What's not to love about the delightful combination of cheesecake and pumpkin? Here is a dessert recipe that combines your favorites and is sure to fulfill your sweet tooth!
prep time
25 min
6 hr 35 min
16 servings

what you need

  • 40  vanilla wafers, finely crushed (about 1-1/3 cups)
  • 1/4 cup butter, melted
  • 4 pkg.  (8 oz. each) PHILADELPHIA Cream Cheese, softened
  • 3/4 cup sugar
  • 1 cup BREAKSTONE'S or KNUDSEN Sour Cream
  • 1 tsp.  ground Mexican cinnamon (canela)
  • 1/2 tsp. ground cloves
  • 4  eggs
  • 1 tsp. whole cloves (about 15)
  • 1 tsp. anise seed
  • 2 cups water
  • 8 small  cones (1 oz. each) piloncillo (Mexican brown loaf sugar), coarsely chopped
  • 2  cinnamon sticks
  • 3 cups chopped fresh pumpkin (about 1/2-inch pieces)

  • MIX wafer crumbs and butter until well blended; press onto bottom of 9-inch springform pan.
  • BEAT cream cheese and sugar in large bowl with mixer until well blended. Add sour cream, ground cinnamon and ground cloves; mix well. Add eggs, 1 at a time, mixing on low speed after each just until blended.
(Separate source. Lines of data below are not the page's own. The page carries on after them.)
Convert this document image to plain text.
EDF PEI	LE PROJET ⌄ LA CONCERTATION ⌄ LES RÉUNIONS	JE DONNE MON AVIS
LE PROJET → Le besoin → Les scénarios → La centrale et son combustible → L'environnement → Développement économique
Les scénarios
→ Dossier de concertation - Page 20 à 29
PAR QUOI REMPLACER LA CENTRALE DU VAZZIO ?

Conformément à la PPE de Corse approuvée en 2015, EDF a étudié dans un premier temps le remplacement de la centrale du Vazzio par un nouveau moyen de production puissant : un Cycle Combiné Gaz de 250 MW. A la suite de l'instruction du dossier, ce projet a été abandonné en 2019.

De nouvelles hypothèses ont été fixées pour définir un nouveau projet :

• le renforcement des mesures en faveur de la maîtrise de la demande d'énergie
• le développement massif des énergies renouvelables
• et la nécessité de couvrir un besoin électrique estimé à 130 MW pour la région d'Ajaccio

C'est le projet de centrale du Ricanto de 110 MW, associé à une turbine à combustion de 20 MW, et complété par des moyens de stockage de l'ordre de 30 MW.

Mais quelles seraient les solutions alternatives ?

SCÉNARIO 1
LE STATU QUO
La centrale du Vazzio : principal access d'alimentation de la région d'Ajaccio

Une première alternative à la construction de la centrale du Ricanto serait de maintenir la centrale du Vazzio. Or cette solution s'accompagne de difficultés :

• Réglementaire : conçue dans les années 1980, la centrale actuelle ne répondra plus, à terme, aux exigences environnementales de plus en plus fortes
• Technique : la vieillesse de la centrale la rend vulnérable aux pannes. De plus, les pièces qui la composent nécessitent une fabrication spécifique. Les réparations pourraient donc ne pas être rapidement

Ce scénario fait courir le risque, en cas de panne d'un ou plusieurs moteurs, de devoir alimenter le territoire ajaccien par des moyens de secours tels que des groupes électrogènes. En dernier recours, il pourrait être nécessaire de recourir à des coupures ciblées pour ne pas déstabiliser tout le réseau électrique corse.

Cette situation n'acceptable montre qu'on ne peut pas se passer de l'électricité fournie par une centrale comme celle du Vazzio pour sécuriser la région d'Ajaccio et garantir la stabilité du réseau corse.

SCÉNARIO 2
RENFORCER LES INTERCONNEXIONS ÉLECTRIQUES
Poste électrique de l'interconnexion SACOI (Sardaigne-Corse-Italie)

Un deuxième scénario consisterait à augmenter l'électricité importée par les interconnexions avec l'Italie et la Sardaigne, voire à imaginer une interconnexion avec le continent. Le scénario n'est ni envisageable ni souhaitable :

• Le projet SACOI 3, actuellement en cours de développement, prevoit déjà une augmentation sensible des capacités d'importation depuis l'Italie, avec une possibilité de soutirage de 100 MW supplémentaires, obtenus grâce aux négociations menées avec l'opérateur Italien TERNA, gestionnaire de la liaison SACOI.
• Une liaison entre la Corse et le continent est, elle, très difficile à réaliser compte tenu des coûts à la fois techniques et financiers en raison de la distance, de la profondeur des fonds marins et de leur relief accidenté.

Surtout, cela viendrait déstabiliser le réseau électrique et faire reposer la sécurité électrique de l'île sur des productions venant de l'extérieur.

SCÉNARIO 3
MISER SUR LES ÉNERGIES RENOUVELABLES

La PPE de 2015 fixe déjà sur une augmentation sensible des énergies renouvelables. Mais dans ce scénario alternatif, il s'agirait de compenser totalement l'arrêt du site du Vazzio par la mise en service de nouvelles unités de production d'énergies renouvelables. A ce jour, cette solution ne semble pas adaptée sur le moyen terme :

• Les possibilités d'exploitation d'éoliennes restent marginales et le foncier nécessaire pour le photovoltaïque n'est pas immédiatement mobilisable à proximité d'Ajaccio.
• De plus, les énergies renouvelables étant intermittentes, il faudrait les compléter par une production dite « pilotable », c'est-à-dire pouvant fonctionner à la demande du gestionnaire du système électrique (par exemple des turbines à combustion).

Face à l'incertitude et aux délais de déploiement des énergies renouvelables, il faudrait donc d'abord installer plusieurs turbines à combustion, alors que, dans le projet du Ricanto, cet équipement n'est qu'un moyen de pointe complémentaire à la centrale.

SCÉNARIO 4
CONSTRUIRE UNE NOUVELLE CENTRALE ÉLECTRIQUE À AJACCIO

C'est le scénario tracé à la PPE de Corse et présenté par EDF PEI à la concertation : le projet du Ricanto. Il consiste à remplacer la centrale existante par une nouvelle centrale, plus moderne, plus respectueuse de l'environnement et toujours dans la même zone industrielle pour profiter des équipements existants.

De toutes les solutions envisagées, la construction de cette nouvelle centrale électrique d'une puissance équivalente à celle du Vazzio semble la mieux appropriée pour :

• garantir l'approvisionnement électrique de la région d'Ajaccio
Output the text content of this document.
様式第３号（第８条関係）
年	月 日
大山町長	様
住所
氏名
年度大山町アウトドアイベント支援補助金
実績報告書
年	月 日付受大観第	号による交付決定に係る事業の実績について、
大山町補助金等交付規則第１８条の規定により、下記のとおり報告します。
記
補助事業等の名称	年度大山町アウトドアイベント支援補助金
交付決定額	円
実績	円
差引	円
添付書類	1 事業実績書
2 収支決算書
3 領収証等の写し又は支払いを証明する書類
Pour over crust.
  • BAKE 1 hour 10 min. or until center is almost set. Run knife around rim of pan to loosen cake; cool before removing rim. Refrigerate 4 hours.
  • MEANWHILE, place whole cloves and anise seed in 5-inch-square piece of cheesecloth; tie closed with kitchen string. Place in medium saucepan. Add water, piloncillo and cinnamon sticks; bring to boil. Simmer on medium-low heat 40 min., stirring occasionally. Remove and discard cheesecloth pouch. Add pumpkin to water remaining in saucepan; simmer 20 min. or until pumpkin is tender and coated with syrup, stirring occasionally. Cool completely.
  • REMOVE cinnamon sticks from pumpkin mixture just before serving; spoon pumpkin mixture over cheesecake. Garnish with cinnamon sticks.